Autore: u Data: To: tails-ux Oggetto: Re: [Tails-ux] [Tails-testers] Running programs from the files
manager [Was: Request for JavaFX on Tails 3.0]
Hi!
intrigeri: > Collin Sullivan:
>> PS - Apologies to ask a support question here, but, is there an easy
>> way for the user to change the default in Tails' file manager
>> preferences to ensure that it asks every time an executable text file
>> is double clicked? >> I think the default is just to open the text file
>> and not execute, which is great for security, but asking seems
>> similarly safe, no?
>
> From a purely technical point of view it would be similarly safe.

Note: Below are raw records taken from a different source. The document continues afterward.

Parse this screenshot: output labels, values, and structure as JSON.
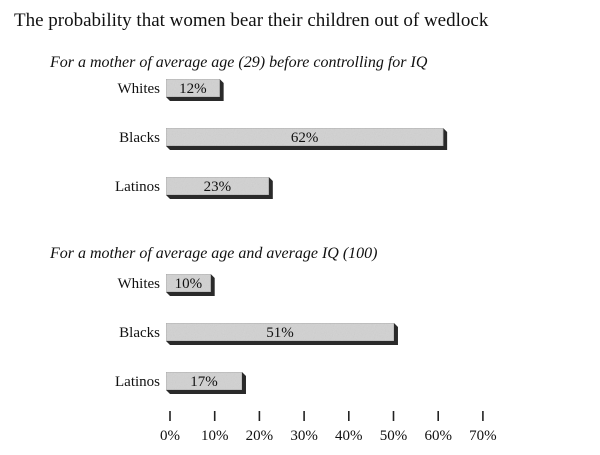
{
  "chart_data": {
    "type": "bar",
    "orientation": "horizontal",
    "title": "The probability that women bear their children out of wedlock",
    "panels": [
      {
        "subtitle": "For a mother of average age (29) before controlling for IQ",
        "categories": [
          "Whites",
          "Blacks",
          "Latinos"
        ],
        "values": [
          12,
          62,
          23
        ],
        "labels": [
          "12%",
          "62%",
          "23%"
        ]
      },
      {
        "subtitle": "For a mother of average age and average IQ  (100)",
        "categories": [
          "Whites",
          "Blacks",
          "Latinos"
        ],
        "values": [
          10,
          51,
          17
        ],
        "labels": [
          "10%",
          "51%",
          "17%"
        ]
      }
    ],
    "xaxis": {
      "ticks": [
        0,
        10,
        20,
        30,
        40,
        50,
        60,
        70
      ],
      "tick_labels": [
        "0%",
        "10%",
        "20%",
        "30%",
        "40%",
        "50%",
        "60%",
        "70%"
      ],
      "xlim": [
        0,
        70
      ]
    },
    "grid": false,
    "legend": "none",
    "bar_color": "#d4d4d4",
    "bar_shadow_color": "#2a2a2a"
  }
}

> But users tend to click through any warning that gets in the way of
> whatever they're trying to do, even if the phrasing is meant to be
> very explicit about the risks (many people simply won't actually
> *read* the text).
>
> I'm open to discussing adequate ways to ease executing custom
> programs, which can be useful e.g. for Martus users, but without
> putting all users at risk of doing something dangerous that they did
> not really mean to do. I'm not a designer, but one idea that comes to
> mind is to provide dedicated UI for the specific action we're talking
> about, i.e. allow the user to explicitly express "I want to execute
> the thing that's under my pointer as a program" whenever it is their
> intent (e.g. with something like "right click → Execute as
> a Program"). As opposed to asking for a confirmation after the user
> has requested a potentially totally unrelated action, I believe this
> solution would avoid, in most cases, undesired arbitrary
> code execution.
I agree fully with intrigeri's proposal of adding this as an explicit
option accessible via right-click.
Tails' target group are people who are not necessarily power users and
should IMO be protected from this kind of choice to make when clicking
on a text file. Power users on the other hand, are people who create
these executable text files, i.e. bash or python scripts and the like
and they are probably able to execute them by running them in a terminal
and don't need to be presented with such an option.
The default option should be a simple one: click and open. The
non-default behaviour should be accessible only to those few who need it
and not modify the simple behaviour for everybody else.